The clinic will offer law students the opportunity to learn regulatory processes while making an impact in policy development.Students will examine new and existing environmental problems, assist in bringing forth enforcement actions and regulations, represent public interest organizations, and provide testimony at public meetings and legislative committees.

Detroit Mercy Law will operate the clinic in partnership with the Great Lakes Environmental Law Center (GLELC), a Detroit-based nonprofit that offers community education, policy support and legal services to address environmental issues affecting communities in and around Detroit, Michigan and the Great Lakes region.

“Law students have always been an integral part of the Great Lakes Environmental Law Center,” said GLELC Executive Director Nick Leonard.

“They make important contributions to our work and learn important lawyering skills in the process. We’re excited to continue working with students through our partnership with Detroit Mercy Law.”

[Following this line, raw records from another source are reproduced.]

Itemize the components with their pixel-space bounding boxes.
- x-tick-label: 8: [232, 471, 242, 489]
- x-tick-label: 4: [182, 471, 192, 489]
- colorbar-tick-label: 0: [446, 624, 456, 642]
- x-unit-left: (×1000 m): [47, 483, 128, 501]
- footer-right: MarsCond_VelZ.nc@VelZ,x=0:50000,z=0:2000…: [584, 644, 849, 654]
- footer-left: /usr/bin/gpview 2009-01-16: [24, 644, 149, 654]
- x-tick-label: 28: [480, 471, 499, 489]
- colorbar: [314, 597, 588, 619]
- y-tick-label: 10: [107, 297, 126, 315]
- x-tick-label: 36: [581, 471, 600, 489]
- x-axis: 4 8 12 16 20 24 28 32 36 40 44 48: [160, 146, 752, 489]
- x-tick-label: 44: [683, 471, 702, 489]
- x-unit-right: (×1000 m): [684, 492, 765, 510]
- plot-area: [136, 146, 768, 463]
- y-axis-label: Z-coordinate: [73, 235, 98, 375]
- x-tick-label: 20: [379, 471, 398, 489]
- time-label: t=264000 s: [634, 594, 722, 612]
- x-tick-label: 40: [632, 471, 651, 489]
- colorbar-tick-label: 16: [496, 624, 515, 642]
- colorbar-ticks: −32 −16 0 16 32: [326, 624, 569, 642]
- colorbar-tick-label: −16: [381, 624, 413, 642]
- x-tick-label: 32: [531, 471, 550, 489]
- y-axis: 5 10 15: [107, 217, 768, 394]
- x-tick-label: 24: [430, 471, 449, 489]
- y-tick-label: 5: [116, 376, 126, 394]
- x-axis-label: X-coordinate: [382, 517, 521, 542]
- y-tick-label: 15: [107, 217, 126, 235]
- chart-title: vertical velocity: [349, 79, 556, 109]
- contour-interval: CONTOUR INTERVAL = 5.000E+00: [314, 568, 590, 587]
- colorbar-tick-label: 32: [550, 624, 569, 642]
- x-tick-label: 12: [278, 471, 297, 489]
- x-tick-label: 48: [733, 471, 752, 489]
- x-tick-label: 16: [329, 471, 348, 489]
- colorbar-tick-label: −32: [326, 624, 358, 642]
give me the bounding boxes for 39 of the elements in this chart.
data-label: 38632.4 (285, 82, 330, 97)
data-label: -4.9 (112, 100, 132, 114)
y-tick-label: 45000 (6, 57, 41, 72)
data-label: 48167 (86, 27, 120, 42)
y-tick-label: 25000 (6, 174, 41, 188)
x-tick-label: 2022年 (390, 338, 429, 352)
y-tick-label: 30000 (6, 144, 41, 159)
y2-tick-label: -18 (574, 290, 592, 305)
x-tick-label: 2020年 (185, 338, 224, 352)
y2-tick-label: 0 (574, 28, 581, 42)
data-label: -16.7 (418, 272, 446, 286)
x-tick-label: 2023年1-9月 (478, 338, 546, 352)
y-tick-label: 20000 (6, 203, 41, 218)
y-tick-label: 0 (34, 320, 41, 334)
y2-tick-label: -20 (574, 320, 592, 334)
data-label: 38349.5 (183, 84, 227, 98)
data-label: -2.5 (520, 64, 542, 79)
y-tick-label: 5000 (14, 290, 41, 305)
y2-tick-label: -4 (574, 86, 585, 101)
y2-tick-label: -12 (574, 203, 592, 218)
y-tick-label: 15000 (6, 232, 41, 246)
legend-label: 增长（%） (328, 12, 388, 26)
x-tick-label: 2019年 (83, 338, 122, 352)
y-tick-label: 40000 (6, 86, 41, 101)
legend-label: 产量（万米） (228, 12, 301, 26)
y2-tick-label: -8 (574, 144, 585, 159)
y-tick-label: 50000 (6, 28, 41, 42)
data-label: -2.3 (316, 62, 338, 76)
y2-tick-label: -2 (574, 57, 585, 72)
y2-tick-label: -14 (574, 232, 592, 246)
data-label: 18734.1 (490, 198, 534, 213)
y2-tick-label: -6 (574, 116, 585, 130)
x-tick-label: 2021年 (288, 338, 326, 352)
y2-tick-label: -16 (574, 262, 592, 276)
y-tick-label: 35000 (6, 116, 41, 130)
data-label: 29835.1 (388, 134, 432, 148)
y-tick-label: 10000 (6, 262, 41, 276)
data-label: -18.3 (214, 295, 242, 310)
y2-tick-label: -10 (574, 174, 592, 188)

Clients will include public interest organizations and advocacy groups such as the Michigan Environmental Justice Coalition, a statewide coalition working to achieve a clean, healthy and safe environment.

“Assistance from the legal community under the leadership of Professor Schroeck has been unbelievably helpful in adding capacity for communities that have suffered under environmental injustice for decades,” said Michelle Martinez, coalition coordinator. “We look forward to legal assistance from the new clinic to help address permit violations and to help limit new sources of pollution in communities that are already overburdened.”

Clinical experience is a requirement for all Detroit Mercy Law students and the Environmental Law Clinic will be the eleventh clinic in the school’s program.

The other clinics on Detroit Mercy Law’s roster are Immigration Law, Criminal Trial, Veterans Law, Juvenile Law, Appellate Law, Intellectual Property Law, International Patent Law, Housing Law, Federal Pro Se Legal Assistance, Trademark and Entrepreneur, and Family Law.

During the 2017-18 academic year alone, Detroit Mercy Law students provided more than 20,000 hours of free legal services to residents in Detroit and surrounding areas through the clinical program.

Detroit Mercy Law Dean Phyllis L. Crocker said the new clinic “will allow our students to support the work of environmental justice organizations and use their legal knowledge to advocate for better environmental quality, particularly in underserved communities. In the process, our students will learn what it means to work in service to others and gain real-world experience practicing law.”